F. Jean-Desthieux - Publicité littéraire (1923)
« Publicité littéraire », par F. Jean-Desthieux, est paru dans La République Française du 2 Juillet 1923.
Publicité littéraire
Un écrivain a posé la question de savoir si ces deux mots pouvaient s'accorder ; d'autres écrivains lui ont répondu. C’est très bien. Pour nous qui n’avons pas eu l’honneur d’être consultés, allons au fait : voici des catalogues de librairie. Ouvrons-les. Les cinquante mille, les cent mille et les tirages supérieurs, les éditions multipliées récompensent-ils l’effort des auteurs pour lesquels nous professons le plus ancien respect ?
— Point du tout ! ce sont, en général, des noms de nouveaux venus dans les lettres qui ont bénéficié, toujours, des plus forts tirages, — y compris les noms de quelques lauréats fameux, tels Barbusse, dont Le Feu, on sait pourquoi, atteint plus de trois cent mille, mais Barbusse n’est pas plus un nouveau venu que M. Victor Margueritte, dont le livre atteindra bientôt le cinq centième mille, pour des raisons qui ne sont pas spécialement littéraires.
Qu’est-ce à dire ? Les plus fameux auteurs d’avant-guerre n’avaient jamais connu de tels succès. Les records étaient détenus, sauf erreur, par Edmond Rostand et par Zola ; Paul Bourget et Anatole France venaient ensuite. Mais leurs œuvres ne gagnaient que progressivement les faveurs d’un public élargi : c’est avec la renommée que venaient les gros succès de librairie ; encore, connaissaient-ils des échecs. Aujourd’hui, c’est avec les gros succès, artificiellement créés par la publicité, que vient la renommée. Et tandis que du jeunes auteurs. à peine débutants, touchent des revenus de millionnaires authentiques, on voit les probes écrivains de jadis, ceux qui ont depuis longtemps le respect des lettres, demeurer dans l’ignorance de ces fructueux engouements.

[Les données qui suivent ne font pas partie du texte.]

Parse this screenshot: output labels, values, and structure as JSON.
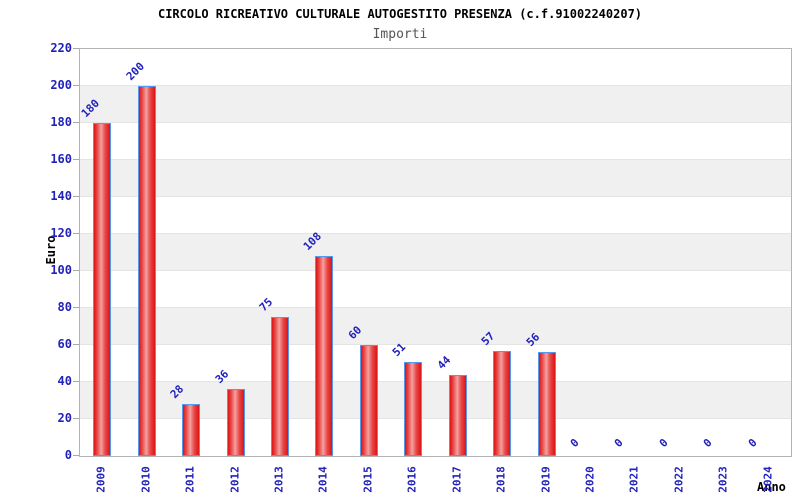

Au hasard, j’ouvre un catalogue. À combien pensez-vous que l’on tire un roman de M. Tristan Bernard ? — Ce n’est pas un jeune ; son esprit est légendaire... eh bien, l’éditeur nous le dit : Corinne et Corentin, 4e mille — tout juste de quoi couvrir les frais de l’édition ! — Et M. André Beaunier, l’un de nos trois ou quatre stylistes, qui est aux portes de l’Académie et devrait bénéficier du prestige de La Revue des Deux Mondes avec son roman l'Assassinée ne dépasse pas le 6e mille. Le grand romancier Blasco Ibanez n’est pas mieux favorisé ; et si tout le monde est d’accord pour déclarer que M. Henri Duvernois est aussi un excellent romancier, Faubourg Montmartre, qu’on dit être son chef-d’œuvre, ne s’est pas encore vendu à plus de 8.000 exemplaires, quoique ce roman date de 1913. Un auteur aussi bien doué que M. Charles-Henry Hirsch, que nous connaissons depuis de longs lustres, n’est pas mieux favorisé par le public que le plus obscur inconnu : son dernier roman, Eva Tumache (qui n’est pas le meilleur) n’atteint que le 5e mille. On a publié un recueil posthume d’Octave Mirbeau qui n'a pas plus fait : consolation pour le grand écrivain qu’est Rosny, dont le roman, La Juive, n’est qu’à son onzième mille.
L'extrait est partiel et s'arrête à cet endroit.